Thank you to our patient for sharing his journey: A poorly defined (morpheaform) Basal Cell Carcinoma, identified late given its faint skin changes, leading to a large tissue defect addressed by cheek advancement.


Removal of Basal Cell Carcinoma

Small lumps, nodules or non-healing ulcers can represent slowly-growing malignancies, most commonly Basal Cell Carcinomas (BCC), and the skin around the eyes, being thin and regularly exposed to UV radiation, is one of the commonest areas to develop these.

Thank you to our patient agreeing to share her images showing her BCC, the skin defect following Mohs Micrographic removal and the final reconstructed appearance.

The earlier these lesions are identified and treated, the easier it is to achieve an excellent cosmetic result.


Removal of Basal Cell Carcinoma in tear ducts

Here is an unusual case of a teary eye, in this patient of ours presenting with a blocked, scarred tear duct in the inner aspect of her lower eye lid (image 1).

Close inspection of the area showed changes suspicious of a tumour and a biopsy confirmed a basal cell carcinoma.

She underwent Mohs micrographic tumour excision by our dermatologists (image 2) and a lower eyelid and tear duct reconstruction (image 3) resulting in a complete cure from the cancer, a satisfactory aesthetic and functional outcome and a full resolution of her watery eye.
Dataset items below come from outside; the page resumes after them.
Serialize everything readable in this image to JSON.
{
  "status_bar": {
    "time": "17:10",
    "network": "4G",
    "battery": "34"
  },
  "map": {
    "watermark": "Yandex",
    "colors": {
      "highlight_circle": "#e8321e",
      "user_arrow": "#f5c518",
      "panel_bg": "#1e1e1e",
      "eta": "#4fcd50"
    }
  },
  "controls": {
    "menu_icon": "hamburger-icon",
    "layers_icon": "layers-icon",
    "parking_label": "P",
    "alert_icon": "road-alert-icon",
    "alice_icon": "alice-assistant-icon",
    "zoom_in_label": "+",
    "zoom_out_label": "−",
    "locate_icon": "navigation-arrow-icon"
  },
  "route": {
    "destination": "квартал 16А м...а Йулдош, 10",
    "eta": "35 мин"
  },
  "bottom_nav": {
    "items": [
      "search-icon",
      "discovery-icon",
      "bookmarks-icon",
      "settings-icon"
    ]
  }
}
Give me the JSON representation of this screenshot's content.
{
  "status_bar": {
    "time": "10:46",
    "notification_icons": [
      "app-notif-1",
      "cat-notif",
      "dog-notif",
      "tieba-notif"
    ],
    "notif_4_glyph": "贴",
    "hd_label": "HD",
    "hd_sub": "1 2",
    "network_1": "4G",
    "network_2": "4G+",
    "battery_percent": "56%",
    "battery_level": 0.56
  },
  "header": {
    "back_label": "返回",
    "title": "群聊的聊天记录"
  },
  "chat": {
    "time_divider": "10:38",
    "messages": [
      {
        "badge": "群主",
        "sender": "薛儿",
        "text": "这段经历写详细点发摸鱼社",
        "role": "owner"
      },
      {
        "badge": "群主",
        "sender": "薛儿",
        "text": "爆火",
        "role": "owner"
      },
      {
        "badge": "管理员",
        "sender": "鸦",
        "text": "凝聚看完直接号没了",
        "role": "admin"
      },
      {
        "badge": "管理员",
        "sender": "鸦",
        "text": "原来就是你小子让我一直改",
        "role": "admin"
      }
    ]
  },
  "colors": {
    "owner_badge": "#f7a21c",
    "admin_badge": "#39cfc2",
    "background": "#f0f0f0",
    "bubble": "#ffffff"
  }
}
Beware of any growths on the eyelids and seek a specialist opinion if concerned about recent changes.


Removal of Basal Cell Carcinoma

Basal Cell carcinoma grows slowly and for that reason, it is often considered a not so aggressive tumour.

Patients in the UK usually present reasonably early, meaning that tumours are often small when removed and thus, easy to reconstruct what is left behind.

This is particularly important in the eyes area given that it is the least forgiving one in the human body; any slight scar contraction can put the eyes at risk.

Seemingly small, less well-defined skin tumours can result in substantial skin loss when microscopically removed.

Our patient was keen for her case to be shared to raise awareness on this fact, and we sincerely thank her for this.